Though many of these immigrants arrived in Savage from their war-torn homeland in southeast Asia several years ago, the non-English speaking people among them still rely on quiet teenager Sui Ngun Hei.
Ngun Hei, who fled Burma in 2003, has taken it upon herself to act as a community liaison to those refugees who only speak the Chin dialect. She has accompanied them to doctor appointments, classes, trips to social services agencies and the like since she moved with her family to Savage two years ago.
“Sui is an incredible young person who is very humble about her role in these people’s lives,” said Catherine Hester of FIRN, a Columbia-based nonprofit organization that provides resources for the foreign born.
Hester invited the 18-year-old to speak about the Chin community at FIRN’s International Gala last month because of the teen’s unselfish commitment to assisting them.
“Many of these refugees are still in survival mode, struggling to make ends meet,” Hester said, adding they have an ongoing need for such basic items as clothing and furniture.
Since 2006, 225 Burmese refugees have resettled in Howard County, according to data from the International Rescue Committee’s Baltimore office. During the current fiscal year, which will end Sept. 30, 2010, the U.S. government proposes to resettle 80,000 refugees from all nations in states across the country, according to IRC statistics.
Having taught herself to speak English, Ngun Hei said she chose to take on the jobs of interpreter, translator and navigator simply because she is “happy to help.”
“Sui has really blossomed in her role as a community liaison and she is so self-motivated,” said Hester, who became a naturalized American citizen after her parents emigrated from Taiwan.
Not only does the teen assist the older generation, she works with 33 Chin children who belong to a FIRN reading group at Bollman Bridge Elementary School, in Jessup, called Club Leap. The club, which is run by Hester, works with 105 kids in 10 county schools.
Ngun Hei knows firsthand about the conditions in Burma, which is called Myanmar by the government and has been ruled by a military junta for many decades. She described how her father, a farmer, was taken to a non-government-run refugee camp in Malaysia in 1998 when she was only 7. Her mother was left to take care of their six children.
“Later, (the government) confiscated our land and we had no food for a year,” she recalled.
Fleeing a military coup in Burma, her family was reunited in Malaysia in 2003 and lived in the refugee camp for two years, sleeping in beds that often were wet as a result of leaks in their tiny apartment’s roof.
When they first arrived in America in 2005, Ngun Hei and her family lived in Baltimore County for two years. They then moved to Savage to join the other refugees already resettled there and to enroll in the county’s top-rated school system, she said.
“When we lived in the refugee camp, my five brothers and I had no formal schooling,” she lamented. But that, as it turned out, wasn’t an obstacle to her success.

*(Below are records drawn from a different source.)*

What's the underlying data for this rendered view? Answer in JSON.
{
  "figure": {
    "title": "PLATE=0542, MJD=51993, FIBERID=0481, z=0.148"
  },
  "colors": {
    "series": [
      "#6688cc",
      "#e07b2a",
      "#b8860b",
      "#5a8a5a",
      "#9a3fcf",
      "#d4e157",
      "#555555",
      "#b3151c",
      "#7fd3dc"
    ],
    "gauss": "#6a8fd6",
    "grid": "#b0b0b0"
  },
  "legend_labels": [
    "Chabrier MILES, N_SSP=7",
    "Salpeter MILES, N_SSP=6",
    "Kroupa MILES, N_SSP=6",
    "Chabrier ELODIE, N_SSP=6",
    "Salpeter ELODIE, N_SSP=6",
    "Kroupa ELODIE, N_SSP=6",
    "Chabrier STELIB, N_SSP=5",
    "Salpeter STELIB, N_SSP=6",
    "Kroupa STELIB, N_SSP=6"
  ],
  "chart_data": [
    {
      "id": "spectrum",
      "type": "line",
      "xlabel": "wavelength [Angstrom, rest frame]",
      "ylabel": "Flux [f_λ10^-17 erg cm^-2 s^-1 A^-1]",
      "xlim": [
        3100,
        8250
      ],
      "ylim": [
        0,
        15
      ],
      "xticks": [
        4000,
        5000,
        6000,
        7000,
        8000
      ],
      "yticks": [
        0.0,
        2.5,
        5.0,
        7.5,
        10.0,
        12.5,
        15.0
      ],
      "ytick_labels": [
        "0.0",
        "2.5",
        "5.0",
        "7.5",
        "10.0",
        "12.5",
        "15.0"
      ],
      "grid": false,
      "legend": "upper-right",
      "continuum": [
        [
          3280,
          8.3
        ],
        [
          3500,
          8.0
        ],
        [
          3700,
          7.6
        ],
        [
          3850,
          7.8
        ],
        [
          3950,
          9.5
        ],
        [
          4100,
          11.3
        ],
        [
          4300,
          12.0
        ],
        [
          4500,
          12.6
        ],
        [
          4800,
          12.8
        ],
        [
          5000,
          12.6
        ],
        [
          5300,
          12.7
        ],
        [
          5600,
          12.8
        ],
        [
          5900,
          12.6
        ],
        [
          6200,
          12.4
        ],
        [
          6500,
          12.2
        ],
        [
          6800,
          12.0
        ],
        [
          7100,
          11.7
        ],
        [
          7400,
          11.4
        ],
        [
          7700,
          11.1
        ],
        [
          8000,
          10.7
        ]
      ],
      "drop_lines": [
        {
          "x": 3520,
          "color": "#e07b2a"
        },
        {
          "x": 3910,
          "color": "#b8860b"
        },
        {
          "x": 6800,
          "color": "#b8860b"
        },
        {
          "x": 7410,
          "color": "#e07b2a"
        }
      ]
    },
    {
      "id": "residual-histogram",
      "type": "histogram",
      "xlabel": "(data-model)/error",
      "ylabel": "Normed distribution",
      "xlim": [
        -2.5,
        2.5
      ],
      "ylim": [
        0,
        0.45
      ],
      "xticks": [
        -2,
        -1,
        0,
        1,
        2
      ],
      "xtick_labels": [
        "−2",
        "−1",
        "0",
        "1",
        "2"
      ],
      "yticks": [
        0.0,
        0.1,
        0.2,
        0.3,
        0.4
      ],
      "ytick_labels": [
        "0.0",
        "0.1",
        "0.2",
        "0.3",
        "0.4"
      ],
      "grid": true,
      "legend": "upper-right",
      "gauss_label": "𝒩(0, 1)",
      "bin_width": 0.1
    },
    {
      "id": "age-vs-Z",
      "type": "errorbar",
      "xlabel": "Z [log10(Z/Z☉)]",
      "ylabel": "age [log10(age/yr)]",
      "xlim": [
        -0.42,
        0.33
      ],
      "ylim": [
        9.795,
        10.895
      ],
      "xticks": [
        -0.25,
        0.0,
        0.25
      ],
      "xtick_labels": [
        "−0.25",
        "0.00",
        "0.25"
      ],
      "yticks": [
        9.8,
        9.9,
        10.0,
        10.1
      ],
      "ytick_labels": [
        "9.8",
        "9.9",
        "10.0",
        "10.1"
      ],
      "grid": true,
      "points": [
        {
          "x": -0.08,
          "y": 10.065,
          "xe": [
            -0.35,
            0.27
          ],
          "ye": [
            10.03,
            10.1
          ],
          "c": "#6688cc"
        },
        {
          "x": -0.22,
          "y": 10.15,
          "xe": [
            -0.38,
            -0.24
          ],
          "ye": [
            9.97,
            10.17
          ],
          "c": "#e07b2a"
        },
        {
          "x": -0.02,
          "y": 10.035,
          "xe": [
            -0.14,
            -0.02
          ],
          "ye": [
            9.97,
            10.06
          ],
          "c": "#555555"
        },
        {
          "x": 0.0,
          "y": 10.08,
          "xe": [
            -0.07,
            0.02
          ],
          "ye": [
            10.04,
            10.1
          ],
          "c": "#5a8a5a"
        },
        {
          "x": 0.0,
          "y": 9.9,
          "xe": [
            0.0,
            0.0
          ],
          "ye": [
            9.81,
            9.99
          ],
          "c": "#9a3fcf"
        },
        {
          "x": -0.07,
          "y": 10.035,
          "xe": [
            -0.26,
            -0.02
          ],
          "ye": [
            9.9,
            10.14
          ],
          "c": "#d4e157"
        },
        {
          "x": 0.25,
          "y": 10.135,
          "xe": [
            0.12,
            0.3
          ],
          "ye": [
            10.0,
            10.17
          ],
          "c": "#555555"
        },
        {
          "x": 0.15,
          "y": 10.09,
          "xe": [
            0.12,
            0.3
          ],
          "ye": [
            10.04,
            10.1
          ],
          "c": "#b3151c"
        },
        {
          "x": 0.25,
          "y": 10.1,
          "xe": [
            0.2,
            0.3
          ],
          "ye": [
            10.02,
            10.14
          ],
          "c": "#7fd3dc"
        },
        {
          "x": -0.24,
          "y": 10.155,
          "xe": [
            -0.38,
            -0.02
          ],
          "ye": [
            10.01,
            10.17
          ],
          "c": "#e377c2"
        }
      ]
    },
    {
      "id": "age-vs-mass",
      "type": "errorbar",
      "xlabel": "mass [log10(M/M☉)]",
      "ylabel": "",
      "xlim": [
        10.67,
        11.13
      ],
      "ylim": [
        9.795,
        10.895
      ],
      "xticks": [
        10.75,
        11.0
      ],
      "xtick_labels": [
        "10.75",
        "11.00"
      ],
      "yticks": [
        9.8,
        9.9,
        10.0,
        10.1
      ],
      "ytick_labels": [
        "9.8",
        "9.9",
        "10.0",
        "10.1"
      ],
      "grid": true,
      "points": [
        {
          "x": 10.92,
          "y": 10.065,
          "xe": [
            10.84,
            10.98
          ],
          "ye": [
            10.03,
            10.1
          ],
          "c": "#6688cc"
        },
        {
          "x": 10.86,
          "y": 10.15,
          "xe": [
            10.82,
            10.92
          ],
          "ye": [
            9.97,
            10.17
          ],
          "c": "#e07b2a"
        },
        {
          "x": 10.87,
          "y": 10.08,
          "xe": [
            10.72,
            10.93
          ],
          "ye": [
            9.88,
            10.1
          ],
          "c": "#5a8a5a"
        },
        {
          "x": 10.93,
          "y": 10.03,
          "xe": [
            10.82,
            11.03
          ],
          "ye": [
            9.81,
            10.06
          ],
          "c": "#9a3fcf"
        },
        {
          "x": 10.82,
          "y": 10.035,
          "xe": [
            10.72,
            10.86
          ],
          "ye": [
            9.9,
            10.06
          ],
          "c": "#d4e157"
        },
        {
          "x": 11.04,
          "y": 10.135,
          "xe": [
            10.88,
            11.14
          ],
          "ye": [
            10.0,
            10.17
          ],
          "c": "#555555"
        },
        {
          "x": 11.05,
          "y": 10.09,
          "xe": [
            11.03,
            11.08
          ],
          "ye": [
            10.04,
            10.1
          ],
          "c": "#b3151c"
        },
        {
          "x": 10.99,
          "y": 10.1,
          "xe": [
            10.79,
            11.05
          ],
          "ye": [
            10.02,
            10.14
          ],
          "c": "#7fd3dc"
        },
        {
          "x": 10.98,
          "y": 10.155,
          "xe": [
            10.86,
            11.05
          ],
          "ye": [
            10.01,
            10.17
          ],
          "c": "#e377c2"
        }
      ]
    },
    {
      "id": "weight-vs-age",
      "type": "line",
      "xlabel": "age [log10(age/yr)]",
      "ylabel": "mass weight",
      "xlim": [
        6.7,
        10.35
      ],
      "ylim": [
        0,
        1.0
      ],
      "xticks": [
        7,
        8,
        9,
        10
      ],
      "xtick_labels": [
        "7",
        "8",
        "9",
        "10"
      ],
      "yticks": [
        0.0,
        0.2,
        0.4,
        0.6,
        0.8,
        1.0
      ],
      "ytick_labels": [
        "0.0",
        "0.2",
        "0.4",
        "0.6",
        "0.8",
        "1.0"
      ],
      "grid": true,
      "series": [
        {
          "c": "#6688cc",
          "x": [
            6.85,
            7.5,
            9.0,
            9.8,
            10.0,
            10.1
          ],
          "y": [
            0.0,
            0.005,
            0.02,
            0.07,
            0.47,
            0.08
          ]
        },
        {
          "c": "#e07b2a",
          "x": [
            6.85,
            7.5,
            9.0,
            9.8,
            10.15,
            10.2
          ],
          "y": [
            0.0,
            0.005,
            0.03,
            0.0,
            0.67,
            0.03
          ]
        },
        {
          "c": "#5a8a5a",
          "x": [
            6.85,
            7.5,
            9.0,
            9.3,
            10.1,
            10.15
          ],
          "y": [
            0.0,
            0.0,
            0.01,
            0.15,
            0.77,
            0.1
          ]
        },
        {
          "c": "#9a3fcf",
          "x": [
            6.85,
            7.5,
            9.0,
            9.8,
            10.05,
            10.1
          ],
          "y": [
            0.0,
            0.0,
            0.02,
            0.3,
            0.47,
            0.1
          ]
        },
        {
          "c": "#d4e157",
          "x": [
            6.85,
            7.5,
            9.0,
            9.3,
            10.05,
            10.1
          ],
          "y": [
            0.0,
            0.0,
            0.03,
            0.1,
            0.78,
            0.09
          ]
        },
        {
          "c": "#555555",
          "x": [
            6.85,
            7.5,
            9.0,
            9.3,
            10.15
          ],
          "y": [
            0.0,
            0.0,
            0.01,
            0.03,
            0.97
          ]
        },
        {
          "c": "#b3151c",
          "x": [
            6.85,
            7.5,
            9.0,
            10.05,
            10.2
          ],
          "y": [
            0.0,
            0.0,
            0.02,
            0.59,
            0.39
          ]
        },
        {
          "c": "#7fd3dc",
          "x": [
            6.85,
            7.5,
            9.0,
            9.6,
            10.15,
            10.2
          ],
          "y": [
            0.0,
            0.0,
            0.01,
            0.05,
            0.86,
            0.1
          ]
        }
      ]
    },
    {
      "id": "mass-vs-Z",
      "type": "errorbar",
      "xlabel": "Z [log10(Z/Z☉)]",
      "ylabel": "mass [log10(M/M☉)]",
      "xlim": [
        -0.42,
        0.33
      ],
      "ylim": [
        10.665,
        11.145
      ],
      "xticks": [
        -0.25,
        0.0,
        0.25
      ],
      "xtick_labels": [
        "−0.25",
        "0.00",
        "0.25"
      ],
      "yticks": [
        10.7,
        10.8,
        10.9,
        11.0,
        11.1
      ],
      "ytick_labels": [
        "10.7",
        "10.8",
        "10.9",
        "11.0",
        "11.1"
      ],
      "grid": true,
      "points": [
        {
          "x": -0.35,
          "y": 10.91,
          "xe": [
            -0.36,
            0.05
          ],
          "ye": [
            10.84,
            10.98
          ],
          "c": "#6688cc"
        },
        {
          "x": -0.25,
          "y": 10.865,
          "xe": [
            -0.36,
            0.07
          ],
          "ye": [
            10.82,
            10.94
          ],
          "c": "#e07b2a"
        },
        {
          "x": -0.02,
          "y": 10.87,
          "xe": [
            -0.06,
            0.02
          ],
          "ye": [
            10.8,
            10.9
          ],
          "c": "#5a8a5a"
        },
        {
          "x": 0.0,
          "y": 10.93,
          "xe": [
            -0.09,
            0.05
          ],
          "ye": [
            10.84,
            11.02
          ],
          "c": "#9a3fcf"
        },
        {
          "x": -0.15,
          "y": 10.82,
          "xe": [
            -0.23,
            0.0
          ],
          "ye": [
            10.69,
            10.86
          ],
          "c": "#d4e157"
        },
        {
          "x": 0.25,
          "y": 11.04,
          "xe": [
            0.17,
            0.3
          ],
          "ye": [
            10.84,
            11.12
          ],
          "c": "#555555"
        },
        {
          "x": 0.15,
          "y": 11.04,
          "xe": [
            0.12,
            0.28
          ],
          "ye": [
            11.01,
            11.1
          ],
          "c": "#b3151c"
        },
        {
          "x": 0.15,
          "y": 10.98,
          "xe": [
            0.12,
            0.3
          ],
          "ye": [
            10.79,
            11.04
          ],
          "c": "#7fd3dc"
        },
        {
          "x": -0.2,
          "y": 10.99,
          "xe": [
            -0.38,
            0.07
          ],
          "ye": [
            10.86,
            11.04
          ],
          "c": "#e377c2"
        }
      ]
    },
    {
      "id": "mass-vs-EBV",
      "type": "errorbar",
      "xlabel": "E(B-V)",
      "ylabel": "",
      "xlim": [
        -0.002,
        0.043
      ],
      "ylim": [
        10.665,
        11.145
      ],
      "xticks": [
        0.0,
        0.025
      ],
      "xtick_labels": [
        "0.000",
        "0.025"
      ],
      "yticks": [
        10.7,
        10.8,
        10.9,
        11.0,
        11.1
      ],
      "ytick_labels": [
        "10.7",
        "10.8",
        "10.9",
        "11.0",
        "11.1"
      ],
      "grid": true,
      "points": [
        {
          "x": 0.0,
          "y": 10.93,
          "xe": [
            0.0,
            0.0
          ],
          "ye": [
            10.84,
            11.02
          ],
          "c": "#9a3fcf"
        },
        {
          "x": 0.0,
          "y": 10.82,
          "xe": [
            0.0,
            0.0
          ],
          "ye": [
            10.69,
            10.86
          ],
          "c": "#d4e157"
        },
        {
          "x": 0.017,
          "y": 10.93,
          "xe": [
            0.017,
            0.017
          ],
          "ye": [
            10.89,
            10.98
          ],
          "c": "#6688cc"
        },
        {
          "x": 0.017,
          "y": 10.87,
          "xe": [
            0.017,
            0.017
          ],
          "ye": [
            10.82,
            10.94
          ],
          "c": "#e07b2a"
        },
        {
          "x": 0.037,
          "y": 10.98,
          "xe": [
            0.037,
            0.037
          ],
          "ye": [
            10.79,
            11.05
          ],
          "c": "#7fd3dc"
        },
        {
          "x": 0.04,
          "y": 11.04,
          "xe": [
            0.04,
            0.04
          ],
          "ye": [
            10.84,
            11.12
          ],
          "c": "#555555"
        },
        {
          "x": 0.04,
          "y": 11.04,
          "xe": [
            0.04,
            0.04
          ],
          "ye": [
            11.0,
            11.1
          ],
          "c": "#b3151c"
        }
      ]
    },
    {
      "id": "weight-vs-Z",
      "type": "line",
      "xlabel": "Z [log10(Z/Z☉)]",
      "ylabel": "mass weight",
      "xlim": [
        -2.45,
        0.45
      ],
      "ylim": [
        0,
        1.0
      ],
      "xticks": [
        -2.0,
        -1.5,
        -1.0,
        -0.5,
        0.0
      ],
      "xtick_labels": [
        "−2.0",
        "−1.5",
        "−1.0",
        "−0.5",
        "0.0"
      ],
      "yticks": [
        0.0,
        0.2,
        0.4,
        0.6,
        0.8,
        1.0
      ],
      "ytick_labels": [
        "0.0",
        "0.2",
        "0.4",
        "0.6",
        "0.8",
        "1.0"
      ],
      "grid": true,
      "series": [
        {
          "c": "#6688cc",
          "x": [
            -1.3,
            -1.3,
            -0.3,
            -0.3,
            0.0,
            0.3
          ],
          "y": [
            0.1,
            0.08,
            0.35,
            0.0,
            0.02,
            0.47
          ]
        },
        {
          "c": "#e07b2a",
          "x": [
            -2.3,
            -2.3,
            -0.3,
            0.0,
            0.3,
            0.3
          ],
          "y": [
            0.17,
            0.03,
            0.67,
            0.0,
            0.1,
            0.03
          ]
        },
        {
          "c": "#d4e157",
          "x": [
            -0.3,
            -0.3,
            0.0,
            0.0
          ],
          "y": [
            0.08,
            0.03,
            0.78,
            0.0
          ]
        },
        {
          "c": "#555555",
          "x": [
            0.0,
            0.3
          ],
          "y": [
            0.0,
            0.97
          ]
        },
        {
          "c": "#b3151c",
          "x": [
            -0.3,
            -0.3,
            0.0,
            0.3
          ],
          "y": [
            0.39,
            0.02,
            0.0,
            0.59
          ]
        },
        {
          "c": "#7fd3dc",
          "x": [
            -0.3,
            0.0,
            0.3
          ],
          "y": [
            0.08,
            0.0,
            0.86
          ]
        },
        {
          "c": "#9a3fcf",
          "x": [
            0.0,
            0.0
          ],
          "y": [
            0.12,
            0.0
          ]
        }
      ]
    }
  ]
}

Though she had only completed fifth grade in Burma, she was placed in ninth-grade classes in Baltimore County and excelled. After her family’s move to Howard County, Ngun Hei graduated with honors from Hammond High School in May and is currently a pre-med student at Howard Community College, in Columbia. She also works 20 hours a week at her two jobs.
“Sui is a model citizen, not just a model immigrant,” Hester said. “She has become a natural spokesperson and a strong leader.”